Moissonner le brouillard
Abdellatif Mansour
Il y a bien des associations qui font la pluie et le beau temps. “Dar Si Ahmad Adderham pour le développement, l’éducation et la culture”, basée à Sidi Ifni, est de cette catégorie. Elle a mis en place la technique qui permet de transformer le brouillard en eau potable. À la condition suffisante que le ciel soit brumeux, ce qui est souvent le cas dans cette région du Sud-Ouest, aux portes du grand sud saharien; D’énormes filets recueillent les gouttelettes d’eau qui sont traitées et canalisées avant d’arriver dans les robinets à domicile.
Disposer d’eau courante chez soi a carrément changé le mode de vie des populations de cinq villages à flanc de montagne et 1.225 m d’altitude. Une véritable révolution, même si celle-ci a mis du temps pour aboutir à ce mince filet d’eau par lequel tout se crée et tout régénère. Avant ce service public que le public s’est lui-même offert, les jeunes et les femmes étaient astreints à la corvée quotidienne du puisage de l’eau, soit quatre heures de marche par jour.
Une marque distinctive dont ils se seraient bien passés. Mais aussi un indicateur de plus qui renseigne sur ce Maroc pluriel du 21ème siècle, avec ses disparités régionales d’un autre âge.

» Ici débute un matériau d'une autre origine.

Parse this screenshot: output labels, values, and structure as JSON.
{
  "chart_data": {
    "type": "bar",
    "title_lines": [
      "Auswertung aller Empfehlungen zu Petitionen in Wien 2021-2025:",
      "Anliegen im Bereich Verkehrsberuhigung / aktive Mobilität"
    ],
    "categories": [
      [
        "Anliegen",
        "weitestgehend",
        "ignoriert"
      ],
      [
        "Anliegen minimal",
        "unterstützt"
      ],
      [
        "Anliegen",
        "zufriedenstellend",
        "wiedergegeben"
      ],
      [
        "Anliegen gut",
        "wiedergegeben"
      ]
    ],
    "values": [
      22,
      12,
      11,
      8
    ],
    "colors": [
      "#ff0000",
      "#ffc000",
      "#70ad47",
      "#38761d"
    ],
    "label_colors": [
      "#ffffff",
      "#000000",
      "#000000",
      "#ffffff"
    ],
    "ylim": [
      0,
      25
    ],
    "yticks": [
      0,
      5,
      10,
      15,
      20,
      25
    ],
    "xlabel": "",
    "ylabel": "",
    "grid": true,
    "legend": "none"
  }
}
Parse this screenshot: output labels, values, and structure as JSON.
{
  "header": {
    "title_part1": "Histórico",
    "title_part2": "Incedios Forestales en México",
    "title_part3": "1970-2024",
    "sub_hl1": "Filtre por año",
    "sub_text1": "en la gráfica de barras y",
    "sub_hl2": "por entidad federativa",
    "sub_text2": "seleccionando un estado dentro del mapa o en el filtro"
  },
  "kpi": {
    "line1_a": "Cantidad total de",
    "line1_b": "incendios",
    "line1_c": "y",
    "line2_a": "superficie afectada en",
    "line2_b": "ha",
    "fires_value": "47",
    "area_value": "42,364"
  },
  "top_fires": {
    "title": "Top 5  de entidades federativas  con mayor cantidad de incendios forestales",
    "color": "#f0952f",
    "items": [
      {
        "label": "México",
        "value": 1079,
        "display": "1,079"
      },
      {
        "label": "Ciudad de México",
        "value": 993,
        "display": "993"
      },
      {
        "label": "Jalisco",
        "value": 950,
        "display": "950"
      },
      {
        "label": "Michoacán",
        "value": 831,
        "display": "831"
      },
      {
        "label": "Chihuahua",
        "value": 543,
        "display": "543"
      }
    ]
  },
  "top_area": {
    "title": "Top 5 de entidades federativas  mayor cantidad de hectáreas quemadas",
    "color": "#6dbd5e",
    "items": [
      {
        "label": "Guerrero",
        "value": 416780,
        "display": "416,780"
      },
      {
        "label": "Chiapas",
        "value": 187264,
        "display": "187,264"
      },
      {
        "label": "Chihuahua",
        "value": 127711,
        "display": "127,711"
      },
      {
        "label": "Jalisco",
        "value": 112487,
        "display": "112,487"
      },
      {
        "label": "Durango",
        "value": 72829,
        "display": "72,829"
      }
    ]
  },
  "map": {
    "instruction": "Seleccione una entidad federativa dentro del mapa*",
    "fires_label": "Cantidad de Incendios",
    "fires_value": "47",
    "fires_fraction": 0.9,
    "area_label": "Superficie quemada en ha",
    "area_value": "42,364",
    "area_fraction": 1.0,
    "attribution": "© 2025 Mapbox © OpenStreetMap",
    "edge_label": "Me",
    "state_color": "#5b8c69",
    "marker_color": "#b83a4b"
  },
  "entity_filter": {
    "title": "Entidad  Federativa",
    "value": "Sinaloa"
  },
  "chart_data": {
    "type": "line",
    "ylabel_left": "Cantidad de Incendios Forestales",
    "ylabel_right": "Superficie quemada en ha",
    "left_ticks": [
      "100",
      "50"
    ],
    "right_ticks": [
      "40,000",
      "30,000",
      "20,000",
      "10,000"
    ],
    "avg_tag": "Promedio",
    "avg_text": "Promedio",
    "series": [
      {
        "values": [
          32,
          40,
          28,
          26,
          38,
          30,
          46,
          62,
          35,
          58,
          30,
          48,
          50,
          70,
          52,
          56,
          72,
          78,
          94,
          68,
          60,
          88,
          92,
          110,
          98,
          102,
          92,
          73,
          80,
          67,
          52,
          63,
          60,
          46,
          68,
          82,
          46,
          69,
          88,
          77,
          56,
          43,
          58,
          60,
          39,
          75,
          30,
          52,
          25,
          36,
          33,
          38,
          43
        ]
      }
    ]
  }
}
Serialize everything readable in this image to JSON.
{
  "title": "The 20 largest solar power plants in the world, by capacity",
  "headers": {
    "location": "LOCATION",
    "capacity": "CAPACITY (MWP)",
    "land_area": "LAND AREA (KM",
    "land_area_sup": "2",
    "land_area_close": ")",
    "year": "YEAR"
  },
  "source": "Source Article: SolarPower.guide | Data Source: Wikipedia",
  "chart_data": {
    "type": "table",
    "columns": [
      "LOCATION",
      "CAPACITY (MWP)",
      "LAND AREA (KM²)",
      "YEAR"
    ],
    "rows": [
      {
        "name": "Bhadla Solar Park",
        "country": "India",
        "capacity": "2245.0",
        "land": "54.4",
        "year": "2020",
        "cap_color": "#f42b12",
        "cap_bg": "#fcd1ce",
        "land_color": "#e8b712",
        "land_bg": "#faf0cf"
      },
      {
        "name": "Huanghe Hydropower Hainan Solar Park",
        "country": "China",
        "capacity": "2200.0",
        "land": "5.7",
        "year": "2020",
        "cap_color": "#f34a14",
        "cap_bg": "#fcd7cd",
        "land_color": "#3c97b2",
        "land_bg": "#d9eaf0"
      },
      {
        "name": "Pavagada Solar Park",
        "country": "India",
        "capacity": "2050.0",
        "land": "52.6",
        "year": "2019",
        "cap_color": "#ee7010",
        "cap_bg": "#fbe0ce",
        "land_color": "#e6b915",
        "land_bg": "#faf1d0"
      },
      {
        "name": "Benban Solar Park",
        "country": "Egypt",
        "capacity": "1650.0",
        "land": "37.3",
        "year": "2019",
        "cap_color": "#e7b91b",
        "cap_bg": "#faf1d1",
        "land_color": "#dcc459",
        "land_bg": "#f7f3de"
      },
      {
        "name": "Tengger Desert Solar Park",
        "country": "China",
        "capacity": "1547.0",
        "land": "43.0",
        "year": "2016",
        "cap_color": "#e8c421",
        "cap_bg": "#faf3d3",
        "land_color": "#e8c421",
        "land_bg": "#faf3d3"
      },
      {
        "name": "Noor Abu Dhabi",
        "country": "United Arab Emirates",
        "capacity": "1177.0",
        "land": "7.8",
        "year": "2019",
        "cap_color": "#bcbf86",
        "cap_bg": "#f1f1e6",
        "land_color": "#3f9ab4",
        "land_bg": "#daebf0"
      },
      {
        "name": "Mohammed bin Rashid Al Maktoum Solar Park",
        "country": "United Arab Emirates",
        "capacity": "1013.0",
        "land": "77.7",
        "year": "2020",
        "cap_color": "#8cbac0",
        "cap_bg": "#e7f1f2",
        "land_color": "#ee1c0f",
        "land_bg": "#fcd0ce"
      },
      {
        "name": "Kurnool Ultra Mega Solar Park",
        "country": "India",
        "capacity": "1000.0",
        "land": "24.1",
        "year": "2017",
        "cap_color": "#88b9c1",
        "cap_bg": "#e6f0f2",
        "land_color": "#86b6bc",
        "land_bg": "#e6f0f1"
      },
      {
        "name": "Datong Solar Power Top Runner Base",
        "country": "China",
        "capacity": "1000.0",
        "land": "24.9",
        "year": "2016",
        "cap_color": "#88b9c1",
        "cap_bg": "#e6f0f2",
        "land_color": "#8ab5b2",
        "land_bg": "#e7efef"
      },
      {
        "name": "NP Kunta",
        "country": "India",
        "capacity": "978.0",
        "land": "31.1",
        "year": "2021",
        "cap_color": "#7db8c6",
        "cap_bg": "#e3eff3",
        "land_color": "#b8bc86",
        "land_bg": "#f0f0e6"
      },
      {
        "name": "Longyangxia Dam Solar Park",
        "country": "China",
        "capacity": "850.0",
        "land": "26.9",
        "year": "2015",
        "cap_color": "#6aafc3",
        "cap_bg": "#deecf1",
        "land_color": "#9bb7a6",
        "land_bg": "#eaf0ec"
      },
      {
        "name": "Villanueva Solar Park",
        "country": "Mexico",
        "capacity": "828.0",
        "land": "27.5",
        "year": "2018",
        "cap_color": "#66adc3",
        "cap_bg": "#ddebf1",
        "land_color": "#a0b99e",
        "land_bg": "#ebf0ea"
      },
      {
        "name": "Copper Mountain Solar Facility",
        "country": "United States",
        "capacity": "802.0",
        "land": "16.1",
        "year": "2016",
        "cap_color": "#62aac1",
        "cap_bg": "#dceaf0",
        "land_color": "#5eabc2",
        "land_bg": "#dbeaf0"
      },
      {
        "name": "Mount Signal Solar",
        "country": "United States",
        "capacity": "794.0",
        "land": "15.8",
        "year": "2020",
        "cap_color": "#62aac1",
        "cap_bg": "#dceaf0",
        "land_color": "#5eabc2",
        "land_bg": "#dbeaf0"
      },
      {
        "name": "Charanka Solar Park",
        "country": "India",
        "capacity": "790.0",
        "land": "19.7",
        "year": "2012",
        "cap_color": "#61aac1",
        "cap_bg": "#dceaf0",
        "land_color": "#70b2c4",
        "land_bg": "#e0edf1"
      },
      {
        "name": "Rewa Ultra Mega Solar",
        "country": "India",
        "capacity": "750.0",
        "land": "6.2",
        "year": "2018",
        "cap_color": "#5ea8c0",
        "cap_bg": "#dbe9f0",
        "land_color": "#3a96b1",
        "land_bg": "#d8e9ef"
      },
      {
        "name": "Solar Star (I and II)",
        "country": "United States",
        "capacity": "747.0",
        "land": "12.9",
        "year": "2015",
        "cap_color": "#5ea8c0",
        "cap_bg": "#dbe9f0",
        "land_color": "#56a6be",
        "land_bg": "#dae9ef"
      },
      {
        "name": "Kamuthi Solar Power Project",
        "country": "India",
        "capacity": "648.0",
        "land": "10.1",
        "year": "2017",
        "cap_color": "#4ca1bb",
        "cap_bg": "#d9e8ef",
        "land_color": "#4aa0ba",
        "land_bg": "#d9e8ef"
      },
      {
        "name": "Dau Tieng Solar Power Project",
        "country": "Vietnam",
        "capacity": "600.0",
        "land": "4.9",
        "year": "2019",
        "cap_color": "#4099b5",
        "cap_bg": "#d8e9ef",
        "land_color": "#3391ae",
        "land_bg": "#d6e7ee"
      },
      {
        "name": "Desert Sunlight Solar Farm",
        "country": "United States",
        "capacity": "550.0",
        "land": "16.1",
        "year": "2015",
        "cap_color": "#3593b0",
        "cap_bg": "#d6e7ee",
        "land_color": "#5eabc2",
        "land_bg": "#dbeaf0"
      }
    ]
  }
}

Il est vrai que l’association à l’origine de cette initiative n’a pas inventé ce système, né il y a une vingtaine d’années dans les régions montagneuses du Chili. Son président, Aissa Darham, est le premier à le confirmer. Cette expérience est non seulement perfectible, notamment au niveau de la nature des filets, mais également praticable dans d’autres sites du pays au climat similaire. L’association Dar Si Ahmad a reçu le prix d’encouragement de l’ONU; une récompense prévue par l’accord-cadre autour du changement climatique.
Entre deux guerres que ses membres parmi les plus influents ont provoquées et auxquelles elle ne peut mettre fin, l’ONU s’enquiert de la disponibilité de l’eau pour ces enclaves du quart-monde. Voilà une attention émouvante à en pleurer, qui mérite d’être relevée. Peut-être que l’ONU se fait la main en anticipant sur une 3ème guerre mondiale où l’eau sera un motif suffisant de belligérance. Pour ne s’en tenir qu’à ce “Moyen-Orient compliqué”, le Jourdain, qui arrose le Liban, la Jordanie, Israël et les territoires palestiniens occupés, représente une véritable bombe à retardement.
Heureusement, les nuages voyagent sans se soucier des frontières d’ici-bas. Leur moissonnage pourrait apaiser les tensions à fleur de peau dans cette région de tous les risques. L’eau comme matière de partage et signe de paix. Le rêve. Surtout que le ciel y est souvent sombre et menaçant. En attendant, cette récompense est de très bon augure pour la COP22, qui doit se tenir à Marrakech du 7 au 18 novembre 2016.
Cette façon de moissonner les nuages est une recherche parallèle au plan Al Ghait expérimenté dans les années 1980, pour limiter les dégâts d’un terrible cycle de sécheresse. En gros, ce sont des avions militaires qui pénètrent les nuages et lancent des cartouches à iodure d’argent pour permettre la formation des gouttelettes d’eau. Encore faut-il que les conditions atmosphériques soient favorables à une opération de condensation. Inconvénient majeur, la méthode coûte cher pour un rendement limité, en terme d’espace effectivement arrosé.
Toujours est-il que dans ce domaine de modification artificielle du climat pour provoquer des précipitations, le Maroc a acquis une expertise certaine, parfaitement exportable en direction de l’Afrique. Un bon point pour la coopération Sud-Sud.